Europe View Synopsis
Eurozone GDP grew 0.1% in Q4, with weak performance driven by low consumption, high inventories, and weak exports. ECB plans further rate cuts.

Eurozone GDP grew by 0.1% in Q4, slightly better than the initial estimate of zero growth, but still the weakest performance of the year. Germany and France both contracted, while Italy stagnated and Spain experienced strong growth. The region continues to face challenges, including sluggish consumer recovery, high inventories, and economic uncertainty. The export sector is struggling due to weak global demand. In response, the ECB plans further interest rate cuts to stimulate the economy. Meanwhile, industrial production fell 1.1% in December and 2% YoY, driven by reduced demand for capital goods and high energy prices. The outlook remains weak, with no significant rebound expected in production due to external demand challenges and ongoing economic pressures.
GDP Eurozone
Eurozone GDP grew 0.1% in Q4, with weak performance due to low consumption, high inventories, economic uncertainty, and struggling exports. ECB plans further interest rate cuts.

The second reading of Eurozone GDP for Q4 reveals a modest growth of 0.1%, slightly better than the initial estimate of zero growth. However, this remains the region's weakest performance of the year. The two largest economies, Germany and France, both contracted—Germany by 0.2% and France by 0.1%—while Italy stagnated for the second consecutive quarter. In contrast, Spain saw a robust growth of 0.8%. Despite the slight revision upward, the overall outlook remains weak, as productivity issues continue to hinder recovery. Consumer recovery remains sluggish, with purchasing power failing to translate into strong consumption, while investment continues to be constrained by high inventories, economic uncertainty, and elevated interest rates. The export sector is also struggling due to weak external demand. In response, policymakers are intensifying efforts, with the European Central Bank (ECB) expected to further reduce interest rates by 0.25 percentage points, targeting a neutral deposit rate of 2%, potentially lowering it to 1.75%. Meanwhile, employment figures showed a marginal increase, but productivity per worker declined, contributing to higher unit labour costs and underlying price pressures across the region.

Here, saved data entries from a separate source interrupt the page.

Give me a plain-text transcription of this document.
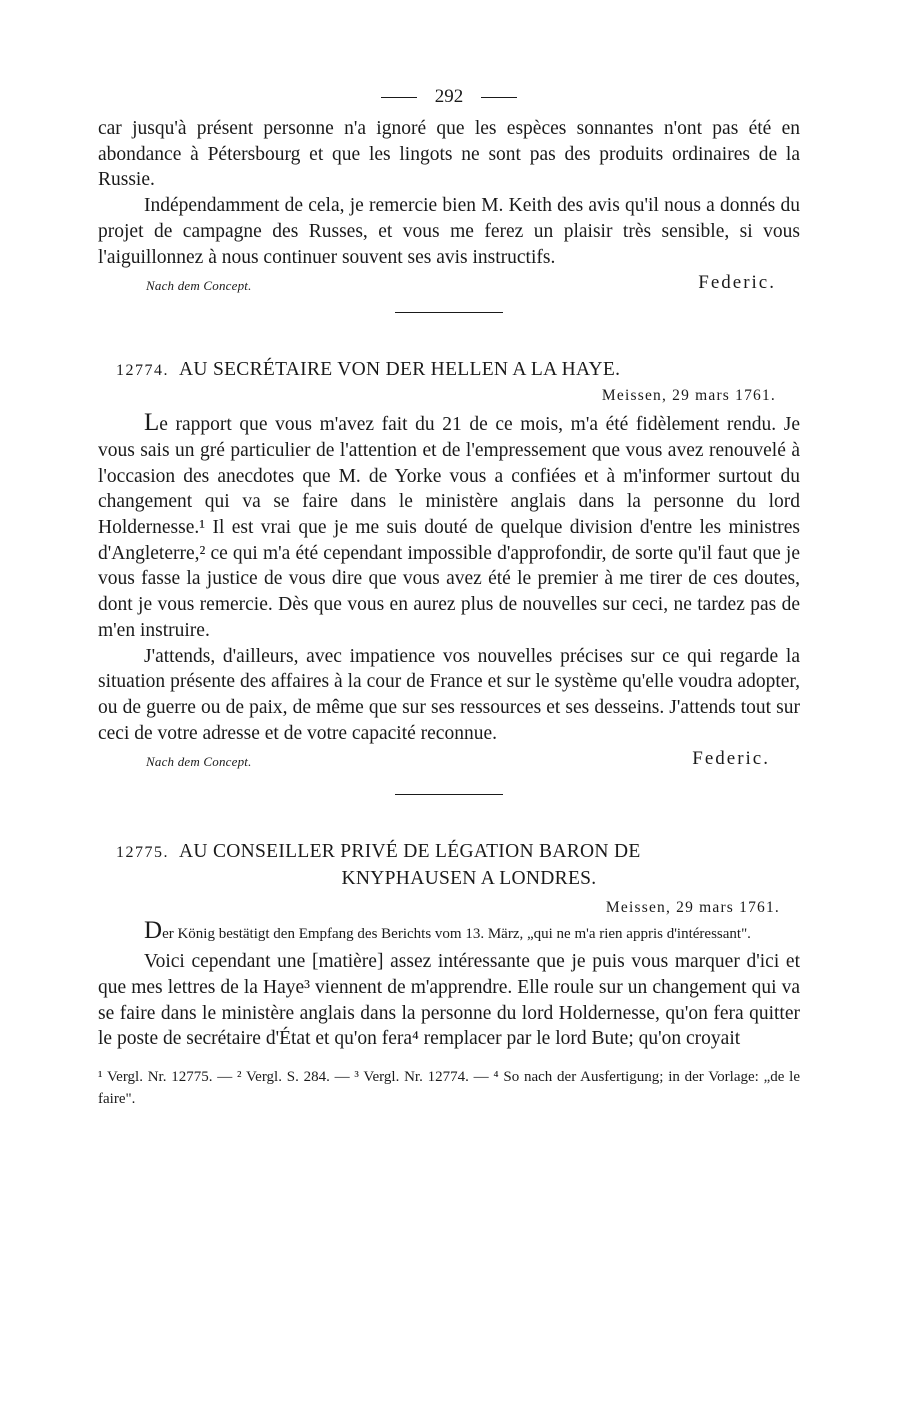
292

car jusqu'à présent personne n'a ignoré que les espèces sonnantes n'ont pas été en abondance à Pétersbourg et que les lingots ne sont pas des produits ordinaires de la Russie.

Indépendamment de cela, je remercie bien M. Keith des avis qu'il nous a donnés du projet de campagne des Russes, et vous me ferez un plaisir très sensible, si vous l'aiguillonnez à nous continuer souvent ses avis instructifs.

Nach dem Concept.	Federic.

12774. AU SECRÉTAIRE VON DER HELLEN A LA HAYE.

Meissen, 29 mars 1761.

Le rapport que vous m'avez fait du 21 de ce mois, m'a été fidèlement rendu. Je vous sais un gré particulier de l'attention et de l'empressement que vous avez renouvelé à l'occasion des anecdotes que M. de Yorke vous a confiées et à m'informer surtout du changement qui va se faire dans le ministère anglais dans la personne du lord Holdernesse.¹ Il est vrai que je me suis douté de quelque division d'entre les ministres d'Angleterre,² ce qui m'a été cependant impossible d'approfondir, de sorte qu'il faut que je vous fasse la justice de vous dire que vous avez été le premier à me tirer de ces doutes, dont je vous remercie. Dès que vous en aurez plus de nouvelles sur ceci, ne tardez pas de m'en instruire.

J'attends, d'ailleurs, avec impatience vos nouvelles précises sur ce qui regarde la situation présente des affaires à la cour de France et sur le système qu'elle voudra adopter, ou de guerre ou de paix, de même que sur ses ressources et ses desseins. J'attends tout sur ceci de votre adresse et de votre capacité reconnue.

Nach dem Concept.	Federic.

12775. AU CONSEILLER PRIVÉ DE LÉGATION BARON DE

KNYPHAUSEN A LONDRES.

Meissen, 29 mars 1761.

Der König bestätigt den Empfang des Berichts vom 13. März, „qui ne m'a rien appris d'intéressant".

Voici cependant une [matière] assez intéressante que je puis vous marquer d'ici et que mes lettres de la Haye³ viennent de m'apprendre. Elle roule sur un changement qui va se faire dans le ministère anglais dans la personne du lord Holdernesse, qu'on fera quitter le poste de secrétaire d'État et qu'on fera⁴ remplacer par le lord Bute; qu'on croyait

¹ Vergl. Nr. 12775. — ² Vergl. S. 284. — ³ Vergl. Nr. 12774. — ⁴ So nach der Ausfertigung; in der Vorlage: „de le faire".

The Eurozone is severely affected and the situation could worsen if Trump ultimately imposes tariffs. We believe the ECB should cut interest rates, so we expect a couple of rate cuts this year.
Industrial Production
Eurozone industrial production fell 1.1% in December and 2% YoY, driven by declines in capital goods, with weak demand, high energy prices, and uncertainties hindering recovery.

Eurozone industrial production fell more than expected in December, contracting by 1.1% compared to November, continuing the downward trend that began in early 2023. On an annual basis, it dropped by 2% YoY. The decline was driven by reductions in intermediate and capital goods production, while consumer goods and energy production saw increases. Germany and Italy were key contributors to the overall downturn. Although the manufacturing PMI showed a slight improvement in January, the output index still indicated contraction, with export orders declining, albeit at a slower pace. Weak global demand, high energy prices, and tariff uncertainties continue to challenge the sector, making a swift recovery unlikely. While there may be hope for reduced inventories, lower interest rates, and stronger domestic consumption later in the year, a substantial rebound in production is not expected in the coming months.

We don’t expect significant improvements in the sector, with Germany struggling and low external demand, which could further erode competitiveness if Trump imposes tariffs on European products.